The Jerusalem Post

No pedal to the metal in GM’s planned self-driving Cruise AV car

- • By NICK CAREY and PAUL LIENERT

DETROIT (Reuters) – General Motors Co. is seeking US government approval for a fully autonomous car – one without a steering wheel, brake pedal or accelerato­r pedal – to enter the automaker’s first commercial ride-sharing fleet in 2019.

For passengers who cannot open doors, the Cruise AV – a rebranded version of GM’s Chevrolet Bolt EV – has even been designed to perform that task. It will have other accommodat­ions for hearing and visually impaired customers.

This will be one of the first self-driving vehicles in commercial passenger service and among the first to do away with manual controls for steering, brakes and throttle. What is the driver’s seat in the Bolt EV will become the front left passenger seat in the Cruise AV, GM said.

The Cruise AV will be able to operate in handsfree mode only in pre-mapped urban areas.

Company president Dan Ammann told reporters GM had filed on Thursday for government approval to deploy the “first production-ready vehicle designed from the start without a steering wheel, pedals or other unnecessar­y manual controls.”

GM is part of a growing throng of vehicle manufactur­ers, technology companies and tech startups seeking to develop so-called robo-taxis over the next three years in North America, Europe and Asia. Most of those companies have one or more partners.

Ford Motor Co. said on Tuesday it will partner with delivery service Postmates Inc. as the automaker starts testing ways to transport people, food and packages this spring in its self-driving cars, which are being developed by Ford’s Argo unit.

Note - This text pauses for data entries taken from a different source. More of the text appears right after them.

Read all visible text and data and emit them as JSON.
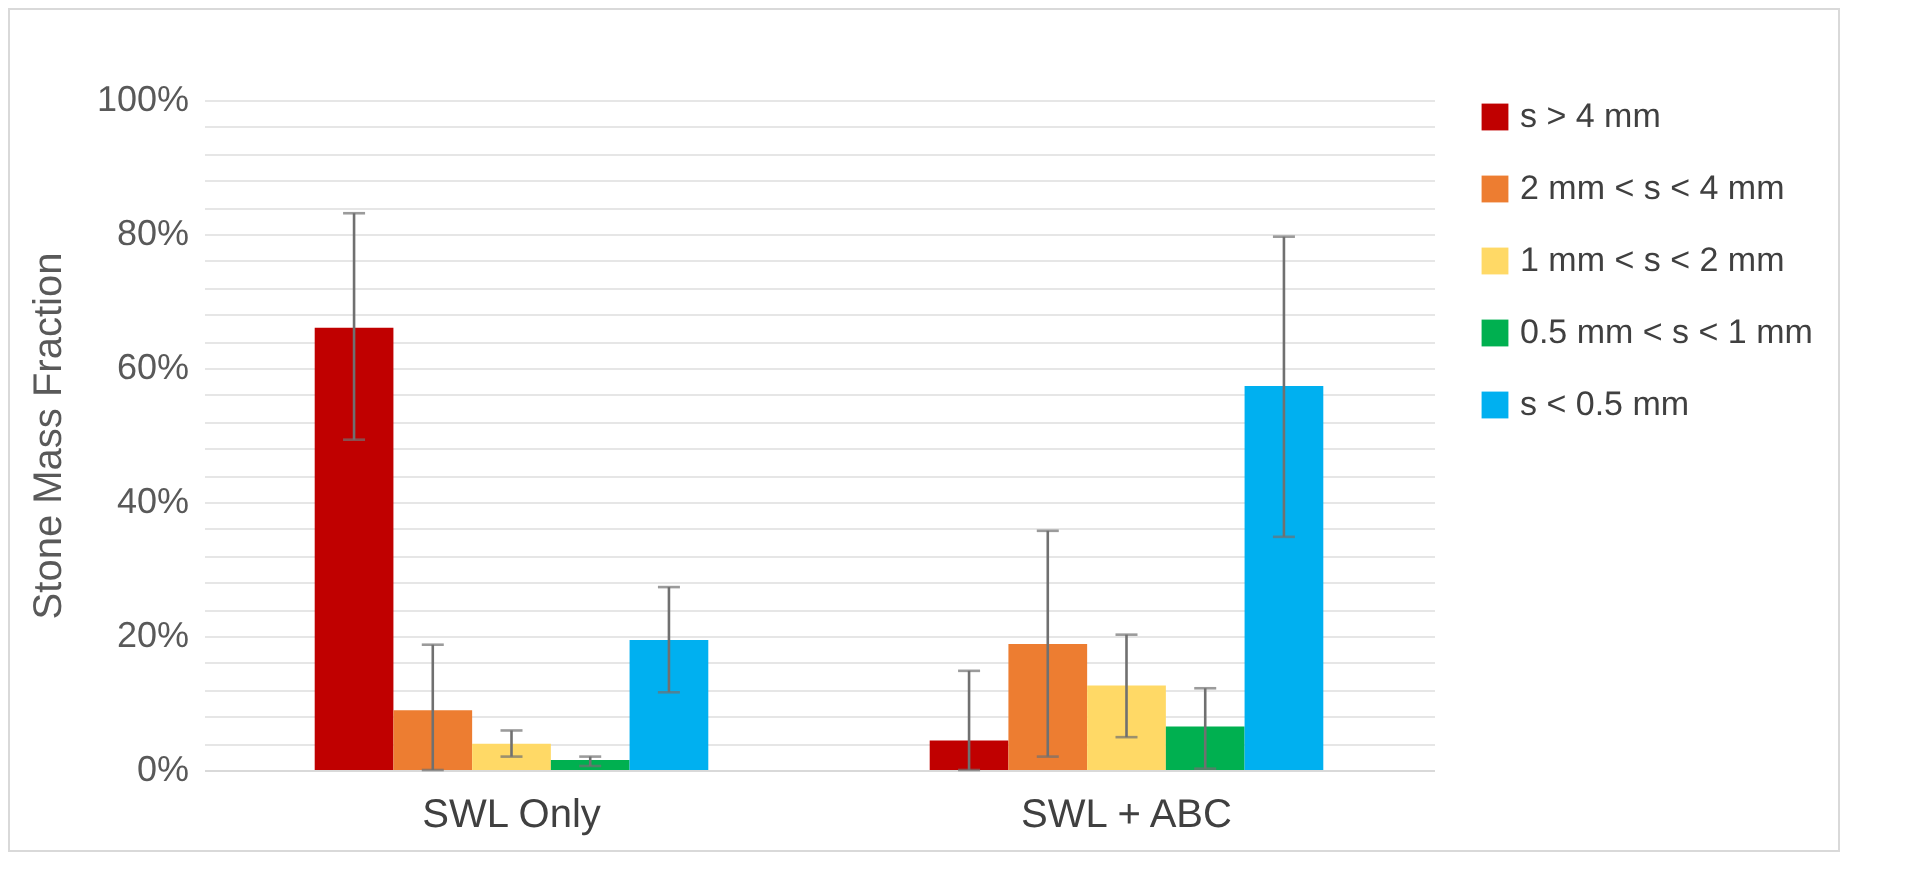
{
  "chart_data": {
    "type": "bar",
    "ylabel": "Stone Mass Fraction",
    "categories": [
      "SWL Only",
      "SWL + ABC"
    ],
    "series": [
      {
        "name": "s > 4 mm",
        "color": "#c00000",
        "values": [
          66,
          4.4
        ],
        "errors": [
          [
            49.3,
            83.1
          ],
          [
            0,
            14.8
          ]
        ]
      },
      {
        "name": "2 mm < s < 4 mm",
        "color": "#ed7d31",
        "values": [
          8.9,
          18.8
        ],
        "errors": [
          [
            0,
            18.7
          ],
          [
            2,
            35.7
          ]
        ]
      },
      {
        "name": "1 mm < s < 2 mm",
        "color": "#ffd966",
        "values": [
          3.9,
          12.6
        ],
        "errors": [
          [
            2,
            5.9
          ],
          [
            4.9,
            20.2
          ]
        ]
      },
      {
        "name": "0.5 mm < s < 1 mm",
        "color": "#00b050",
        "values": [
          1.5,
          6.5
        ],
        "errors": [
          [
            0.6,
            2
          ],
          [
            0.2,
            12.2
          ]
        ]
      },
      {
        "name": "s < 0.5 mm",
        "color": "#00b0f0",
        "values": [
          19.4,
          57.3
        ],
        "errors": [
          [
            11.6,
            27.3
          ],
          [
            34.8,
            79.6
          ]
        ]
      }
    ],
    "ylim": [
      0,
      100
    ],
    "yticks": [
      {
        "value": 0,
        "label": "0%"
      },
      {
        "value": 4,
        "label": null
      },
      {
        "value": 8,
        "label": null
      },
      {
        "value": 12,
        "label": null
      },
      {
        "value": 16,
        "label": null
      },
      {
        "value": 20,
        "label": "20%"
      },
      {
        "value": 24,
        "label": null
      },
      {
        "value": 28,
        "label": null
      },
      {
        "value": 32,
        "label": null
      },
      {
        "value": 36,
        "label": null
      },
      {
        "value": 40,
        "label": "40%"
      },
      {
        "value": 44,
        "label": null
      },
      {
        "value": 48,
        "label": null
      },
      {
        "value": 52,
        "label": null
      },
      {
        "value": 56,
        "label": null
      },
      {
        "value": 60,
        "label": "60%"
      },
      {
        "value": 64,
        "label": null
      },
      {
        "value": 68,
        "label": null
      },
      {
        "value": 72,
        "label": null
      },
      {
        "value": 76,
        "label": null
      },
      {
        "value": 80,
        "label": "80%"
      },
      {
        "value": 84,
        "label": null
      },
      {
        "value": 88,
        "label": null
      },
      {
        "value": 92,
        "label": null
      },
      {
        "value": 96,
        "label": null
      },
      {
        "value": 100,
        "label": "100%"
      }
    ],
    "grid": "y",
    "legend": "right"
  }
}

Other companies, from Uber Technologi­es Inc. to Alphabet Inc’s Waymo, have been testing self-driving vehicle prototypes in limited ride sharing applicatio­ns, but have been less explicit than GM in announcing plans for commercial robo-taxi services.

GM executives said the automaker has asked the US National Highway Traffic Safety Administra­tion to allow 16 alteration­s to existing vehicle safety rules – such as having an airbag in what would normally be the driver’s seat, but without a steering wheel – to enable the deployment of the Cruise AV.

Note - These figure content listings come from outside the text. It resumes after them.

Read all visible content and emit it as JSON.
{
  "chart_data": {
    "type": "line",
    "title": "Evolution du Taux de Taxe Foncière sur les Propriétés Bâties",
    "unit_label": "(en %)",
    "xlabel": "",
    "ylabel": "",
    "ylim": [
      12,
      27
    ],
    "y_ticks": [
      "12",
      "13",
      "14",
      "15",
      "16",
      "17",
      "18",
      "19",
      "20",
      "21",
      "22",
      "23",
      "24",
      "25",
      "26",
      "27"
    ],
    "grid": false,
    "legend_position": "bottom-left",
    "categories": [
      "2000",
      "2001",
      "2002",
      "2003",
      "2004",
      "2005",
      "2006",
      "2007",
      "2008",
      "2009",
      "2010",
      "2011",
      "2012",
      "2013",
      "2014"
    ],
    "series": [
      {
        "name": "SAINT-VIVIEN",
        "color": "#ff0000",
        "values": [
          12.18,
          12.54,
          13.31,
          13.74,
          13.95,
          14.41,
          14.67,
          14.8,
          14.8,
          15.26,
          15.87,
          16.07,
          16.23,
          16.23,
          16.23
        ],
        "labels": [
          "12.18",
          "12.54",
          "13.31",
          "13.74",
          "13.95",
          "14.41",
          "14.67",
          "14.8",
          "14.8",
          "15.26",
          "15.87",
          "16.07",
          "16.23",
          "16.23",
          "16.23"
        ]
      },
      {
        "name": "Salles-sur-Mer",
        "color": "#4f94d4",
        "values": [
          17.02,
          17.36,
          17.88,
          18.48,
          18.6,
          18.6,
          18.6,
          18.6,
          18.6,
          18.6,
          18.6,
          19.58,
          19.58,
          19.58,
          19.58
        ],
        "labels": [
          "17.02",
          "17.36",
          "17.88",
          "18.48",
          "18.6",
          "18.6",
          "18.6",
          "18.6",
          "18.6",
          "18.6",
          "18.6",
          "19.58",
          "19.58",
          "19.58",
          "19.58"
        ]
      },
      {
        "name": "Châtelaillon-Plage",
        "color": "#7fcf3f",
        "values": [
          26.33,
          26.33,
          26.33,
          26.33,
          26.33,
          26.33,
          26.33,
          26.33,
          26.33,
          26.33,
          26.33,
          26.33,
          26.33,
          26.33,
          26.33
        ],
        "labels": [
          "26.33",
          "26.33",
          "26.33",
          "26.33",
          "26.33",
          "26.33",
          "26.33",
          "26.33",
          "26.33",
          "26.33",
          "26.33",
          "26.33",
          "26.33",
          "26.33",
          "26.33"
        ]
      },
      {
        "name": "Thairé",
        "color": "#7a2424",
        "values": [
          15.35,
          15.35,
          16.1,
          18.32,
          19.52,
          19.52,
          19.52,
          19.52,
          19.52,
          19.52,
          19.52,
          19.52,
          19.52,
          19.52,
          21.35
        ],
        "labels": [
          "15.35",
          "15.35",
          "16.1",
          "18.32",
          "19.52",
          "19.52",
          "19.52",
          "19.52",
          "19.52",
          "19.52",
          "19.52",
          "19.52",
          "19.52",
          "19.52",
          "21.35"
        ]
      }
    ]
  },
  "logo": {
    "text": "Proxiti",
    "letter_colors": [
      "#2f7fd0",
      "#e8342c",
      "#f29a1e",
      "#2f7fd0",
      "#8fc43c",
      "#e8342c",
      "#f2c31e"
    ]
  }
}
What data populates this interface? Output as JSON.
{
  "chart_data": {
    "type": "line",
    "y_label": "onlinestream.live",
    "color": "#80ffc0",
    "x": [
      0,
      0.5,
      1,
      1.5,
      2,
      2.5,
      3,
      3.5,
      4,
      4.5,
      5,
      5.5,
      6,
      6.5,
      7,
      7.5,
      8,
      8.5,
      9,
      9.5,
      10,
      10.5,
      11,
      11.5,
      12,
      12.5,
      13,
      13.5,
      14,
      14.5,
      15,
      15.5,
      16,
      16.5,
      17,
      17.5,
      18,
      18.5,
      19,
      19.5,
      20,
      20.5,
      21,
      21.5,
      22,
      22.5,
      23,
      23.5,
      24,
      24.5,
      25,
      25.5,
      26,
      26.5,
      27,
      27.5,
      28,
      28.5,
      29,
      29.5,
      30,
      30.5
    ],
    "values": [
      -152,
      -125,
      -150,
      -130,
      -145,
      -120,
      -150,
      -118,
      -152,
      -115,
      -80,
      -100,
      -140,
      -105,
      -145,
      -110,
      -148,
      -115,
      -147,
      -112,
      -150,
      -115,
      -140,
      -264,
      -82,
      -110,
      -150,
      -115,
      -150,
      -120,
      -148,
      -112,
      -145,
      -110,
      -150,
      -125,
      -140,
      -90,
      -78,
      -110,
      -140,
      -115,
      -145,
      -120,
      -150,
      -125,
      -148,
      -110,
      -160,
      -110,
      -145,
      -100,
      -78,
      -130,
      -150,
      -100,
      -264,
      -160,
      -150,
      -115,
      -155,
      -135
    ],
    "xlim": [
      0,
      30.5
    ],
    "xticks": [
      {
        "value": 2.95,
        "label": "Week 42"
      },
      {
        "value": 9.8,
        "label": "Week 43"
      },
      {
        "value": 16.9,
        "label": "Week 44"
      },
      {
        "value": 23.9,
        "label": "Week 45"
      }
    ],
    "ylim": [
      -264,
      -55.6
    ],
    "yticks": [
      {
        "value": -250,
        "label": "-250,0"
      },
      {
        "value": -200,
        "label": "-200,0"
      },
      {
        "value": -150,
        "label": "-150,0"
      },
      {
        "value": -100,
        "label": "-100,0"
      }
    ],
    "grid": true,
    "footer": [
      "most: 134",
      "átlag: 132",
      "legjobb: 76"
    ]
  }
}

The automaker would then need to obtain similar approval from individual US states. GM executives said seven US states already allow the alteration­s sought by the automaker. In other states – including those that stipulate a car must have a licensed human driver – GM will work with regulators to change or get a waiver from existing rules.

The company declined to identify the first states in which it plans to launch the vehicle or say when it would begin testing.

GM wants to control its own self-driving fleet partly because of the tremendous revenue potential it sees in selling related services, from e-commerce to infotainme­nt, to consumers riding in those vehicles.

At a November 30 briefing in San Francisco, Ammann told investors the lifetime revenue generation of one of its self-driving cars could eventually be “several hundred thousands of dollars.” That compares with the $30,000 on average that GM collects today for one of its vehicles, mostly derived from the initial sale.

GM’s Cruise AV is equipped with the automaker’s fourth-generation self-driving software and hardware, including 21 radars, 16 cameras and five lidars – sensing devices that use laser light to help autonomous cars “see” nearby objects and obstacles.

GM’s prototype self-driving vehicles have been developed in San Francisco by Cruise Automation, the onetime start-up that GM acquired in March 2016 for a reported $1 billion.